Example 2: Enhancement of Specific Uptake of Clostridial Neurotoxin Polypeptides into Cells

(34) a) iCell neurons were thawed and plated according to the Cellular Dynamics International (CDI) user manual on 96 well plates from 4 different cell batches. 24 hours (h) after plating the medium was replaced by fresh maintenance medium as described in the user manual.

(35) After further 72 h incubation time, the medium was removed and replaced by fresh medium containing BoNT/A in varying concentrations and K.sup.+-ions in a total concentration of 30 mM, (i.e. 25 mM additional K.sup.+ compared to the medium as such). After 2 hours the high-K.sup.+-medium was removed and fresh medium containing BoNT/A in varying concentrations was added to the cells.

(36) Another 70 h later, the medium was aspirated, the cells were fixed and an ELISA readout was performed as described in Example 1. The results of this protocol are given in FIG. 1, squares.

(37) b) iCell neurons were thawed and plated according to the Cellular Dynamics International (CDI) user manual on 96 well plates from 4 different cell batches. 24 hours (h) after plating the medium was replaced by fresh maintenance medium as described in the user manual.

(38) After further 72 h incubation time, the medium was removed and replaced by fresh medium containing BoNT/A in varying concentrations. After 8 hours the BoNT/A-containing-medium was removed and fresh medium without BoNT/A was added to the cells.

(39) Another 64 h later, the medium was aspirated, the cells were fixed and an ELISA readout was performed as described in Example 1. The results of this protocol are given in FIG. 1, triangles.

(40) c) iCell neurons were thawed and plated according to the Cellular Dynamics International (CDI) user manual on 96 well plates from 4 different cell batches. 24 hours (h) after plating the medium was replaced by fresh maintenance medium as described in the user manual.

(41) After further 72 h incubation time, the medium was removed and replaced by fresh medium containing BoNT/A in varying concentrations. The cells were put on a plate shaker in the incubator and were shaken at an average flow rate of 300 cm/min during toxin exposition time.

(42) Another 72 h later, the medium was aspirated, the cells were fixed and an ELISA readout was performed as described in Example 1. The results of this protocol are given in FIG. 1, circles.

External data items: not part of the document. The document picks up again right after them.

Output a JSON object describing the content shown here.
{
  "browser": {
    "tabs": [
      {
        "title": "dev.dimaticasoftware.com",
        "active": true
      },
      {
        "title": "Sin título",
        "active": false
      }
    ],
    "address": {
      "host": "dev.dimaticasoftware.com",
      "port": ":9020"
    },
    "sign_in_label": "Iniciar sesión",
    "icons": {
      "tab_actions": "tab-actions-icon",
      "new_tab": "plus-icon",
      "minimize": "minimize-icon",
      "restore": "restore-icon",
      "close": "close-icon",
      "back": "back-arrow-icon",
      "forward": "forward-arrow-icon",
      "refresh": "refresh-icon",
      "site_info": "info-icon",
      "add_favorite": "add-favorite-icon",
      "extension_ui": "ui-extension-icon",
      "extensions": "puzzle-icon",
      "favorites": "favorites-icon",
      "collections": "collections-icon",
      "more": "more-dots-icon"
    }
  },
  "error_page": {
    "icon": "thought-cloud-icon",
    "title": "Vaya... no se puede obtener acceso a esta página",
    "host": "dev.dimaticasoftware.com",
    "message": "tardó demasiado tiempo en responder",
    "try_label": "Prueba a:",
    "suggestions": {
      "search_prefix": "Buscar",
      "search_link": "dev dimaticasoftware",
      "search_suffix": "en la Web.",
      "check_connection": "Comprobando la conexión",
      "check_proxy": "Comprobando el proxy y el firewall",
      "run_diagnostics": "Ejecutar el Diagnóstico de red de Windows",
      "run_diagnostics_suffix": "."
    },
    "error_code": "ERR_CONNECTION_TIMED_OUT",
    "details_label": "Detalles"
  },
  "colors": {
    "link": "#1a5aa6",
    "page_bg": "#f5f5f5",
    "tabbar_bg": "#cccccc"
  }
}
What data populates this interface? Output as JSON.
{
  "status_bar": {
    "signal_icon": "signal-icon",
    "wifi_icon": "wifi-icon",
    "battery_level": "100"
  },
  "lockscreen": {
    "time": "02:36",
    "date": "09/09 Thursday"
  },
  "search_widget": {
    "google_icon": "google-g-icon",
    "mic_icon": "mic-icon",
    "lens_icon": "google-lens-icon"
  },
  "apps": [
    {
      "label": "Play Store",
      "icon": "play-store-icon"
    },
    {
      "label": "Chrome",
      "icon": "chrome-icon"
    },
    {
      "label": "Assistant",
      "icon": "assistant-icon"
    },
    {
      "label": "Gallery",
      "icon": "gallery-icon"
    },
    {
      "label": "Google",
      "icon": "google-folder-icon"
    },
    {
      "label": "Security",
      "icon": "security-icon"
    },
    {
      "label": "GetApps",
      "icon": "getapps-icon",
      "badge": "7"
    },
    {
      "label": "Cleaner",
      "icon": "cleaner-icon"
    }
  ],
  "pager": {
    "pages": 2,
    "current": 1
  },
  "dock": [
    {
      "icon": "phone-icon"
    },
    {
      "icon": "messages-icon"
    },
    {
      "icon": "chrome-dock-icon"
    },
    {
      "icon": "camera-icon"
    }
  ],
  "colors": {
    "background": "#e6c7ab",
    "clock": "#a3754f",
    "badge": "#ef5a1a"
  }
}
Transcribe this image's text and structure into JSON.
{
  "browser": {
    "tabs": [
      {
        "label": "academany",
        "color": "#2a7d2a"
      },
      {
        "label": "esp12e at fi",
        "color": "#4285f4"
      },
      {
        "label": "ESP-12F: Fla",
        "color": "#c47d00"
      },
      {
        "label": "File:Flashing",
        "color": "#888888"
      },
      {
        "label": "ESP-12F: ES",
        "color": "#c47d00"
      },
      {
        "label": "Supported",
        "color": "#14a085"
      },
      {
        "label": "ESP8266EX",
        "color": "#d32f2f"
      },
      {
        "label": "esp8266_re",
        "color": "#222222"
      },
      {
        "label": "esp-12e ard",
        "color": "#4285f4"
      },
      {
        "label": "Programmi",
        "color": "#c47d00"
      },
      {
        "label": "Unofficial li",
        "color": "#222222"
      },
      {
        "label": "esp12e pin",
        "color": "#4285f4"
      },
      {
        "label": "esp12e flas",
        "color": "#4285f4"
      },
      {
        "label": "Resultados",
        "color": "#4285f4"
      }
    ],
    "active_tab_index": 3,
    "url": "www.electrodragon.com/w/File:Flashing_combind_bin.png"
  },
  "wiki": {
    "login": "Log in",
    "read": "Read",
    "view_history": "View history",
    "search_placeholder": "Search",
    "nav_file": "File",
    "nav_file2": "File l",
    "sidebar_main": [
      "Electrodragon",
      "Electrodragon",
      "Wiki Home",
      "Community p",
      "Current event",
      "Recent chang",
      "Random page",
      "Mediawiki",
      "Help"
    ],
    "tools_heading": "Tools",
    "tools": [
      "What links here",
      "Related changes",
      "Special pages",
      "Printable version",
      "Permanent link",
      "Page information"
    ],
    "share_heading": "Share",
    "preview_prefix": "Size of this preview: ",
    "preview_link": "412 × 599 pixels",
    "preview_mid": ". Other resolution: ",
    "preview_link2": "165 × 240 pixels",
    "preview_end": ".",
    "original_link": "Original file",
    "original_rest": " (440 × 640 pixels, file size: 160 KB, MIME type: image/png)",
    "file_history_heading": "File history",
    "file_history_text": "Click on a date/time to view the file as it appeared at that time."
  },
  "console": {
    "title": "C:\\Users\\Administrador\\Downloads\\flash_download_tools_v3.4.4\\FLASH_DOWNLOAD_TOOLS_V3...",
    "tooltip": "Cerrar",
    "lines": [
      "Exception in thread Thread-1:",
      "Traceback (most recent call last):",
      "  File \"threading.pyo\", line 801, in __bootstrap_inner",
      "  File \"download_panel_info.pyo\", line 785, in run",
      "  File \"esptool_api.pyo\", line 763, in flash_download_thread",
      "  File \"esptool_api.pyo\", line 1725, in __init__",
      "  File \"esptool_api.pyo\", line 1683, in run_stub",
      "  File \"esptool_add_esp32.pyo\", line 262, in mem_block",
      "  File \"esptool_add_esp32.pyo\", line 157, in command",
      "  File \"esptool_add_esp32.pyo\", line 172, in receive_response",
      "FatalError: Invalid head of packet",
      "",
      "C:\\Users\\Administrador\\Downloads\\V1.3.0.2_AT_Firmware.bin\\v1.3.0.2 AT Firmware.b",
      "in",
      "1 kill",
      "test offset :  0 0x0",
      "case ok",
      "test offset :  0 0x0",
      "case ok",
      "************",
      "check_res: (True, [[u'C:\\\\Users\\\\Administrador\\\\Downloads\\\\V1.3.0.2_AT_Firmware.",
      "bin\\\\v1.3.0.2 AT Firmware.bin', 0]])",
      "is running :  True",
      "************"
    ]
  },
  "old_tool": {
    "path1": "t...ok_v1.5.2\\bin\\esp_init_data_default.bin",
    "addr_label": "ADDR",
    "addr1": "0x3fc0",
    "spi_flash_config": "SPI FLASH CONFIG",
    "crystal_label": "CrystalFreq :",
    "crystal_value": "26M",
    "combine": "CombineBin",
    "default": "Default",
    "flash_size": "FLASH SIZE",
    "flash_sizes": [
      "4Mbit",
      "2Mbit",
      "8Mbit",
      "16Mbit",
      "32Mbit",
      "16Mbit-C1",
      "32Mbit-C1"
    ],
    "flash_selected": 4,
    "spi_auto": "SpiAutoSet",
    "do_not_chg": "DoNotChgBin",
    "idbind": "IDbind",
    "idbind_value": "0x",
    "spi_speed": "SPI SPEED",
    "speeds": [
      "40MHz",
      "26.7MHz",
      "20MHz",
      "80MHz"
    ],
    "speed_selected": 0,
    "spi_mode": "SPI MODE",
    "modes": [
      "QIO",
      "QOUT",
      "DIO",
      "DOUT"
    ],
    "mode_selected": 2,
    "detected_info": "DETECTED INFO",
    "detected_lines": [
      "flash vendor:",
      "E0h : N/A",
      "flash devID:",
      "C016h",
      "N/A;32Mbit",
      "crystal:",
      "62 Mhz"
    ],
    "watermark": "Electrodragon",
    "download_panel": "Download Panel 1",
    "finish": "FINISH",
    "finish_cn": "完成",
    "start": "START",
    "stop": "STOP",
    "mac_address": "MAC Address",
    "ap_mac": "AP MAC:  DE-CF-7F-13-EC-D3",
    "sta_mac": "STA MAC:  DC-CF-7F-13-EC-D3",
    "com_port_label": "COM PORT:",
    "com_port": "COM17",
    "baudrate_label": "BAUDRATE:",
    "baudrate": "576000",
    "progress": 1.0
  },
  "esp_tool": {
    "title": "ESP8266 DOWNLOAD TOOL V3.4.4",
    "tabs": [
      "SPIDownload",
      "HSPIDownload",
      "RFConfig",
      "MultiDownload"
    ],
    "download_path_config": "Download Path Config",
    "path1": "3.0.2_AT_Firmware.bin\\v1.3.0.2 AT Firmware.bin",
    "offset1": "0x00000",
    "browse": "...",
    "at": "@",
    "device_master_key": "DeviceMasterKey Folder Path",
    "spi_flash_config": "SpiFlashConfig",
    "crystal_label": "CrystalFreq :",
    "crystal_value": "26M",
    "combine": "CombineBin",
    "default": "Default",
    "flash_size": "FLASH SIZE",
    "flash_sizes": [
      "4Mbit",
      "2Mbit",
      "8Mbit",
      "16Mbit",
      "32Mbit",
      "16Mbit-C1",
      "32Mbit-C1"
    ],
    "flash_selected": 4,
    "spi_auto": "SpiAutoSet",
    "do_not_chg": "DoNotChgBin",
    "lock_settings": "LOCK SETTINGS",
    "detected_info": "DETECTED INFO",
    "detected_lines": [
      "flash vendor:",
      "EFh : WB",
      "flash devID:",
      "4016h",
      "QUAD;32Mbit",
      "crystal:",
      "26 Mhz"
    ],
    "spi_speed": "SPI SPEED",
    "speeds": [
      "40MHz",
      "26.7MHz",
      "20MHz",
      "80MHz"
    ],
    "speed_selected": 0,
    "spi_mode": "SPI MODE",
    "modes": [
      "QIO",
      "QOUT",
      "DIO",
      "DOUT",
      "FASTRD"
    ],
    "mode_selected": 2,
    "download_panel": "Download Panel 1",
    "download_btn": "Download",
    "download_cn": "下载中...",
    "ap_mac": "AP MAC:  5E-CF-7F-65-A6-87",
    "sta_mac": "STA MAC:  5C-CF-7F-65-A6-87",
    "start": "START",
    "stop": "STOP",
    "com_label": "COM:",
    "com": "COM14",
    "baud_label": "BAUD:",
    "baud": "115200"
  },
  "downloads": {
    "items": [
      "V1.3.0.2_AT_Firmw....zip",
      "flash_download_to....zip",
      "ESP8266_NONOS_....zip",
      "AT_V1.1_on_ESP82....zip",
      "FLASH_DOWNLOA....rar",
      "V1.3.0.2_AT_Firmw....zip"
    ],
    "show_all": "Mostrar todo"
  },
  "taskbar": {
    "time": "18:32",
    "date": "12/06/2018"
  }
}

(43) d) iCell neurons were thawed and plated according to the Cellular Dynamics International (CDI) user manual on 96 well plates from 4 different cell batches. 24 hours (h) after plating the medium was replaced by fresh maintenance medium as described in the user manual.

(44) After further 72 h incubation time, the medium was removed and replaced by fresh medium containing BoNT/A in varying concentrations.

(45) Another 72 h later, the medium was aspirated, the cells were fixed and an ELISA readout was performed as described in Example 1. The results of this protocol are given in FIG. 1.

CONCLUSION

(46) In sum, K.sup.+-mediated depolarization of the cells, a reduced neurotoxin polypeptide exposition time or agitation of the cells during neurotoxin polypeptide exposition facilitate comparable stability indicating kinetics of the cell based assay of Example 1 when compared to the mouse LD.sub.50 bioassay.